On Thu, 27 Jun 2019 13:58:02 +0200, Marcus Comstedt (ACROSS) (Hail Ilpalazzo!) @ Pike (-) developers forum 10353@lyskom.lysator.liu.se wrote:
/paper-hyperscan-a-fast-multi-pattern-regex-matcher-for-modern-cpus/
For modern CPU:s? Looks more like they are targeting a certain 1970:s architecture:
cpuid(1, 0, &eax, &ebx, &ecx, &edx);
Did you test it on RISC-V?
From https://news.ycombinator.com/item?id=19270199:
""" I suppose "Some Modern CPUs" was too long-winded a title? As I said, it doesn't take a genius to understand Intel's motivations. They bought the project, after all.
Not being @ Intel anymore, I don't have access to the older stuff, and even if I did, the codebase has diverged significantly since.
Without going on too much of a tirade - the experience of developing for all those platforms really sucked.
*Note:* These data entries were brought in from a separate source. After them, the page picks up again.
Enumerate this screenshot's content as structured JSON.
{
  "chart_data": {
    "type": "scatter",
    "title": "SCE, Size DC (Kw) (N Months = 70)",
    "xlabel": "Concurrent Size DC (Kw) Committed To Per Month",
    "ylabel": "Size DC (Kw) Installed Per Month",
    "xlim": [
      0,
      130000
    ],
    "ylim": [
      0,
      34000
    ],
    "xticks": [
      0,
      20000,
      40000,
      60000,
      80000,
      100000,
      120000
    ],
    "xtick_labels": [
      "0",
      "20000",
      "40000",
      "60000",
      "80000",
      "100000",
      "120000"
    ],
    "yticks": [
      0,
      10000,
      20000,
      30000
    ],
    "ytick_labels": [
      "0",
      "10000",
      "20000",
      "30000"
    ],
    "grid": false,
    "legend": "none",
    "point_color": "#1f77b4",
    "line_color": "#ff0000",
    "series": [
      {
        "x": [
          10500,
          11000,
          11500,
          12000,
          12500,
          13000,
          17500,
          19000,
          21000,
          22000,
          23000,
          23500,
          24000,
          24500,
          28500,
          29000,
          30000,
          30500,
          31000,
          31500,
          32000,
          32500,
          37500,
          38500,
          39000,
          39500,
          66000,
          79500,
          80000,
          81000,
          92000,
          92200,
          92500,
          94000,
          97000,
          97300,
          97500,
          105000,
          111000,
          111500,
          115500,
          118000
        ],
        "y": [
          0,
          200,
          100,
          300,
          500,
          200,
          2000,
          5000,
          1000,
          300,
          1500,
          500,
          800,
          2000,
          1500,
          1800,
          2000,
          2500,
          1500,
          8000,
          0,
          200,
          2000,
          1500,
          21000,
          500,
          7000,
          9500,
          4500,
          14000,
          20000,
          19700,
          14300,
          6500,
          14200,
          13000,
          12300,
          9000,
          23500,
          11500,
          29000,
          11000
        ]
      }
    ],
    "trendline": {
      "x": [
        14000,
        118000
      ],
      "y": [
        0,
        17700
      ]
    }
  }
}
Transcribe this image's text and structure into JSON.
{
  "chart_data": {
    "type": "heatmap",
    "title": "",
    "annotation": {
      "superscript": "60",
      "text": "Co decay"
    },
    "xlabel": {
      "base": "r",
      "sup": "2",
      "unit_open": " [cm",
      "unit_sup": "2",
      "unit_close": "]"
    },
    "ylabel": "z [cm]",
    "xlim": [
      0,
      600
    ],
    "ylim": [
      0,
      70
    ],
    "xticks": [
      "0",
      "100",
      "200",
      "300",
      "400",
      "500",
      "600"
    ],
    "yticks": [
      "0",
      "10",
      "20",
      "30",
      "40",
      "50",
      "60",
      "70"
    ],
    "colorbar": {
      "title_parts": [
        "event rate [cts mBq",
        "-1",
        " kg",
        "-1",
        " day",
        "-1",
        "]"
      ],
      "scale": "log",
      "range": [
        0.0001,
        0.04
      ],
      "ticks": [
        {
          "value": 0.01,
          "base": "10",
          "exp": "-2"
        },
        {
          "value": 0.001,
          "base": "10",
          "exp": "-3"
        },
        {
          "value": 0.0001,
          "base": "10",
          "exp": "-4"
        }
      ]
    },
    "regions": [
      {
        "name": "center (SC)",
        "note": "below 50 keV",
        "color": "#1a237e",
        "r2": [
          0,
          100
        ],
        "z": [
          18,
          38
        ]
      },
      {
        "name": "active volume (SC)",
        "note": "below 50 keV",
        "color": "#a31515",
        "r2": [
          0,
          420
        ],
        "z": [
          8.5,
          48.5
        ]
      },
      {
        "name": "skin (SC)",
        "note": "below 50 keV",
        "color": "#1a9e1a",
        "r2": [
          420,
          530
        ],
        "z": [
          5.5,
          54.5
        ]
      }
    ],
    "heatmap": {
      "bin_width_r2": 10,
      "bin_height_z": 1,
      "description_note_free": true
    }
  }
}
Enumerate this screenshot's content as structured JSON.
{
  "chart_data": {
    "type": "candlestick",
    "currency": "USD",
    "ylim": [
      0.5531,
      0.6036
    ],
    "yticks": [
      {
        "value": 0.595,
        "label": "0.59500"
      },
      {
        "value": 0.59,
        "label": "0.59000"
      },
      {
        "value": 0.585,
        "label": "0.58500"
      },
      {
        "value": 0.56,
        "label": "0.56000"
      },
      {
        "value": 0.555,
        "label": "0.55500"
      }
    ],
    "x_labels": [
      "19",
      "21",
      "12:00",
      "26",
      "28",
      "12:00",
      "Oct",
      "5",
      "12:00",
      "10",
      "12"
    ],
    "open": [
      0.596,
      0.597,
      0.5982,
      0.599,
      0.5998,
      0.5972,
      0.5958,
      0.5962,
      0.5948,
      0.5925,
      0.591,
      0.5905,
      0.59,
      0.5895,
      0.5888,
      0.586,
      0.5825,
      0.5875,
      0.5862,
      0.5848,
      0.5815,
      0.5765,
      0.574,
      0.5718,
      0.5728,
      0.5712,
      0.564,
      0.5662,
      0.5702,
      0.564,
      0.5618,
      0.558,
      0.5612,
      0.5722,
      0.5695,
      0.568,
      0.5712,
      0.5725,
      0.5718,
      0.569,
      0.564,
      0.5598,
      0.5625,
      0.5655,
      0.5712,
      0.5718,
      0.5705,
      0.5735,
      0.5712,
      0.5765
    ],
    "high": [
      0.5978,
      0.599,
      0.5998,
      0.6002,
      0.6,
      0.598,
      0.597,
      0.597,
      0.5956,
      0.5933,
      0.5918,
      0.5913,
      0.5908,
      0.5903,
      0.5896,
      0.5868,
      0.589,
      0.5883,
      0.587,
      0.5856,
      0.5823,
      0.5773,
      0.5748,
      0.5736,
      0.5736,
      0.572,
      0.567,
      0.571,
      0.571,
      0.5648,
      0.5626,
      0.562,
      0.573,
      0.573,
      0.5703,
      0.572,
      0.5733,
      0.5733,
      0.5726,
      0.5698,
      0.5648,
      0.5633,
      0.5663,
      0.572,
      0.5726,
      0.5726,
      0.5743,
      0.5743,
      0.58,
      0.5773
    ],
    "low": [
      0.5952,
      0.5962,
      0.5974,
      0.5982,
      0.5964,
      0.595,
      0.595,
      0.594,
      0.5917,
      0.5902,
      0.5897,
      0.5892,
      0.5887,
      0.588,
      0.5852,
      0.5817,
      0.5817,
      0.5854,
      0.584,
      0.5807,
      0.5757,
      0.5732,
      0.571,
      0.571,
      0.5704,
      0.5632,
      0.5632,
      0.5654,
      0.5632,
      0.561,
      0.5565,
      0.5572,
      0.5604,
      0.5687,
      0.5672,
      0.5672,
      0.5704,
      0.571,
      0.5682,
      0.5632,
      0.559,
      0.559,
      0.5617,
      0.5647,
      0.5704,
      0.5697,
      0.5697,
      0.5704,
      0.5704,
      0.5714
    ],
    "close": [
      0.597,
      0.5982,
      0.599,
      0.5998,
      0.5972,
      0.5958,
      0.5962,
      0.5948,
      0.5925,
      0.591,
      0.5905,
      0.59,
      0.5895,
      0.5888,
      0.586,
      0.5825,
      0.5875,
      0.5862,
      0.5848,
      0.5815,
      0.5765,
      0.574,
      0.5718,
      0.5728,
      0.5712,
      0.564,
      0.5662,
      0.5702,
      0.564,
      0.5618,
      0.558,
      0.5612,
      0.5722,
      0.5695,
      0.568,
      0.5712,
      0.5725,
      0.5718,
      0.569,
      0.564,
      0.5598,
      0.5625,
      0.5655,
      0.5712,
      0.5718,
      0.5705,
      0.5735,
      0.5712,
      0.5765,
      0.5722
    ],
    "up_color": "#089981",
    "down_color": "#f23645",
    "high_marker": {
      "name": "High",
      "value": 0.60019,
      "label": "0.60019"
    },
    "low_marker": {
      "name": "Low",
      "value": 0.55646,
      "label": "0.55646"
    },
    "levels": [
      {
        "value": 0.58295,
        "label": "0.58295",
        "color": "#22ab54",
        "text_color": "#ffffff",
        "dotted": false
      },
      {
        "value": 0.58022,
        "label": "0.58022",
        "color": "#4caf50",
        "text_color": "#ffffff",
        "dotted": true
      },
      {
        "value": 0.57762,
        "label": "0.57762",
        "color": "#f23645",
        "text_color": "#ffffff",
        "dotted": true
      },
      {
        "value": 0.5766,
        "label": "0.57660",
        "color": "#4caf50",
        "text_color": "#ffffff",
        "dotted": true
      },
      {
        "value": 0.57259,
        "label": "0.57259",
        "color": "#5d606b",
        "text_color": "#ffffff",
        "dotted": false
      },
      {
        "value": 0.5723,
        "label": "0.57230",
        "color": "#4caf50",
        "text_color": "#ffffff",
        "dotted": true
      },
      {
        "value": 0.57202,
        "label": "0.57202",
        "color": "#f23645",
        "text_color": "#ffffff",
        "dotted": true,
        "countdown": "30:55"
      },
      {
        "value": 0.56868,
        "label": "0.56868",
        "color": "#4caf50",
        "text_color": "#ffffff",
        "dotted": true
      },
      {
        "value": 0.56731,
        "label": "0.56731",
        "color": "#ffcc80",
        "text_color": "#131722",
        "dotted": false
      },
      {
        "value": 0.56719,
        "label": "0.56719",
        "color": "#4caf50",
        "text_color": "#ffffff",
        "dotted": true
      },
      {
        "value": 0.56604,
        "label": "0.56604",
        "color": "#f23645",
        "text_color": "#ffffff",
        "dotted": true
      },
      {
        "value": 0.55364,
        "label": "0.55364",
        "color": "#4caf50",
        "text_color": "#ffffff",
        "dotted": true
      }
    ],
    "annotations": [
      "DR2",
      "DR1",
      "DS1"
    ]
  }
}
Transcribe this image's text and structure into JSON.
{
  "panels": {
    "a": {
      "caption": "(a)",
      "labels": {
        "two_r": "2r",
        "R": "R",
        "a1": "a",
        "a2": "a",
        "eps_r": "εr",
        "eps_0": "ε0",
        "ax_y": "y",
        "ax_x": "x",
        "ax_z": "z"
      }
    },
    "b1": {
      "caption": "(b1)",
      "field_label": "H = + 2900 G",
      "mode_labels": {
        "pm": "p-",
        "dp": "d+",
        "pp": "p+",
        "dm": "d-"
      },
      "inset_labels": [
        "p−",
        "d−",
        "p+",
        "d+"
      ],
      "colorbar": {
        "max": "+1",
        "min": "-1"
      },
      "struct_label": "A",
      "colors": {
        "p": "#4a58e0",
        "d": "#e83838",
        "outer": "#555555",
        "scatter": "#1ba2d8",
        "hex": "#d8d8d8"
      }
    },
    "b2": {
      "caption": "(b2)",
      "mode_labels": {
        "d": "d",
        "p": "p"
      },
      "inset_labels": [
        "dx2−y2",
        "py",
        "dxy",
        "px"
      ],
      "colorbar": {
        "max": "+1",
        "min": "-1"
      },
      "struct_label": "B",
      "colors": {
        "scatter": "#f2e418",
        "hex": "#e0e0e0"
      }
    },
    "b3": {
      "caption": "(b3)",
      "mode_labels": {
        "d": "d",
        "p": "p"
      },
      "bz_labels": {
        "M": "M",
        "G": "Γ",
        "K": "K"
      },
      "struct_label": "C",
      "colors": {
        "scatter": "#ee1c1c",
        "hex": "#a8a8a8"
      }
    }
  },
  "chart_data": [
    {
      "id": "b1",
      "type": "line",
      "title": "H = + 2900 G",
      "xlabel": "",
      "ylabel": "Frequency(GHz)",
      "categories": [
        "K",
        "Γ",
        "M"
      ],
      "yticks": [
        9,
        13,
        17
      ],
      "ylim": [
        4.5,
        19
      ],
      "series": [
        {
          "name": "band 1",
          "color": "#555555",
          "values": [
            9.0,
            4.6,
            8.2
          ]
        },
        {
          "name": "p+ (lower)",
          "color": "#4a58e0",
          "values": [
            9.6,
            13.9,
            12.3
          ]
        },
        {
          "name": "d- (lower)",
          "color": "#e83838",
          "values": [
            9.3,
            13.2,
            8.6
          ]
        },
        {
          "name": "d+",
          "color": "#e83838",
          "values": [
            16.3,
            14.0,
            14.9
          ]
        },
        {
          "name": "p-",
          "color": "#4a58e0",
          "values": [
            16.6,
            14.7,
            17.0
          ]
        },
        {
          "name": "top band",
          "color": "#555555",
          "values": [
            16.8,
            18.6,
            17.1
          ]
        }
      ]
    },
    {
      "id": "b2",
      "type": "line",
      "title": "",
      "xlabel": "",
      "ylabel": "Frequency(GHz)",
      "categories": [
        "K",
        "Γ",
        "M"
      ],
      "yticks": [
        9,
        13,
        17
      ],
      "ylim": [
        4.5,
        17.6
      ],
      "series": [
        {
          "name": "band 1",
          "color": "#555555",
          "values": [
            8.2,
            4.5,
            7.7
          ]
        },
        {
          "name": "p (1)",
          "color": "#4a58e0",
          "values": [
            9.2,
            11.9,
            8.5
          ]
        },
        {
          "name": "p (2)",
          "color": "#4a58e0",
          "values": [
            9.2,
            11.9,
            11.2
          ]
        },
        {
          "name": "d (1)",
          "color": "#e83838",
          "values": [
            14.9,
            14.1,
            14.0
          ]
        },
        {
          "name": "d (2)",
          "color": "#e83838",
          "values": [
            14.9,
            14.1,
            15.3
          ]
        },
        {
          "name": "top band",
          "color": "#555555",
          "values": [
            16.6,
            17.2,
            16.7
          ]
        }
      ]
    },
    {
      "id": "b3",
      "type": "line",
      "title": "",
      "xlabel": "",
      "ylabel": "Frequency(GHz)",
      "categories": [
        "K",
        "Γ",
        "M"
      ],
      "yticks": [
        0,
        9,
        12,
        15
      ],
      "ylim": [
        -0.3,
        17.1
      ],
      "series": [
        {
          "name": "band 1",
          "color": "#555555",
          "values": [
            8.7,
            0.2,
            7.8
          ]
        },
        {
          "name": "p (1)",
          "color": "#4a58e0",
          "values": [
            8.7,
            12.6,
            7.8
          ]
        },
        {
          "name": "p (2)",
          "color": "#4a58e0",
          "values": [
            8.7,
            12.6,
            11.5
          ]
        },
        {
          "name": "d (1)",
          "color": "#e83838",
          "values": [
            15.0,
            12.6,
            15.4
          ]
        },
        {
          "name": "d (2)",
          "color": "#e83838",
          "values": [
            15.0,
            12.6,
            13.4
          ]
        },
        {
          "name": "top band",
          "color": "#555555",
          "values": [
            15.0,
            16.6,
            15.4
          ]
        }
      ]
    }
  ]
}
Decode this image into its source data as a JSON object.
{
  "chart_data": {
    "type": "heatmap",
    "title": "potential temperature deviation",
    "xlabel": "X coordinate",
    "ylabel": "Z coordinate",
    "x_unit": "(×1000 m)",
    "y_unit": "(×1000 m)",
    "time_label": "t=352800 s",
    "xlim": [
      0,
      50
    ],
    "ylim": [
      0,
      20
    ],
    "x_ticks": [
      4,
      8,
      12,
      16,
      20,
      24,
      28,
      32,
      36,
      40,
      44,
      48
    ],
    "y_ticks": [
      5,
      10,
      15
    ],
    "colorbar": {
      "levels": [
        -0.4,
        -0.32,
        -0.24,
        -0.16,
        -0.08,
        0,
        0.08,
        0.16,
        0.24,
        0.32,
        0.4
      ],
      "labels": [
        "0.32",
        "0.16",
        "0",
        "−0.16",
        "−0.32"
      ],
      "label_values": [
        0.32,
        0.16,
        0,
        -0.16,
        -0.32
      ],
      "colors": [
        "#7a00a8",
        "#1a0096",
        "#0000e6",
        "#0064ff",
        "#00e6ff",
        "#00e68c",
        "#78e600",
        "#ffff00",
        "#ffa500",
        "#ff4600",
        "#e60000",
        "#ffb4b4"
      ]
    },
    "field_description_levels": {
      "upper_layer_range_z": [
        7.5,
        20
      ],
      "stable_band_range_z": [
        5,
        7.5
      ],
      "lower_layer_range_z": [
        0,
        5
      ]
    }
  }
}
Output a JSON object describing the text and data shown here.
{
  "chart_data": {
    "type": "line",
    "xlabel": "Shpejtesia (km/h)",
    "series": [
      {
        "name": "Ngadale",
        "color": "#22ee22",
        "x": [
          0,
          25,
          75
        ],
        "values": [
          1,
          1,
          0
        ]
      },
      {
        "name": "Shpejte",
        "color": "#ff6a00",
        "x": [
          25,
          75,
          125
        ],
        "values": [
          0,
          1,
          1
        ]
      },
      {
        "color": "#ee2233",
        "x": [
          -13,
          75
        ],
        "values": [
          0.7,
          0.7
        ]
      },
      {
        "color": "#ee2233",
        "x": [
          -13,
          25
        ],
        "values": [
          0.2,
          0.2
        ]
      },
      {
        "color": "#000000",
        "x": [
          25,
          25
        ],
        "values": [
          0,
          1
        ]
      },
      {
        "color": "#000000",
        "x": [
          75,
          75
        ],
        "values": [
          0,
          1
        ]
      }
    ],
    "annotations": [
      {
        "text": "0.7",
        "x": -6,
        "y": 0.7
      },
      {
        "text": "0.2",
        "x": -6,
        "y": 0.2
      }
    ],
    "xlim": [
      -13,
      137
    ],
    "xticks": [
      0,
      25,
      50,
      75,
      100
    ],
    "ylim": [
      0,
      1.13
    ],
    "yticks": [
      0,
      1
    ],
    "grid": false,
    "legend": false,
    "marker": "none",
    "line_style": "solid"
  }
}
Almost all the non-x86 platforms had significant bugs in their toolchains. One of the MIPS variants (particular architecture elided to spare the guilty) had bugs in their gcc intrinsics in a way that suggested that no-one had ever done any significant third-party dev on the platform.
Big-endian was also a huge PITA.
It was a ton of work to keep all those systems alive, and our machine rack looked like a zoo of dev boards and weirdo devices.
In the "ure3" system I mention, I would make retargetability/portability to other systems a first-class goal.
One way of achieving this is not having such a huge profusion of methods and complexity. Hyperscan is over-engineered for many use cases if you aren't a network company looking to scan 5,000 complex regexes in streaming mode at hopefully maximal performance. """
Also: 114 kLOC for a regexp matcher. Srsly?
For a 40x speed boost? Worth at least trying.
BR, tj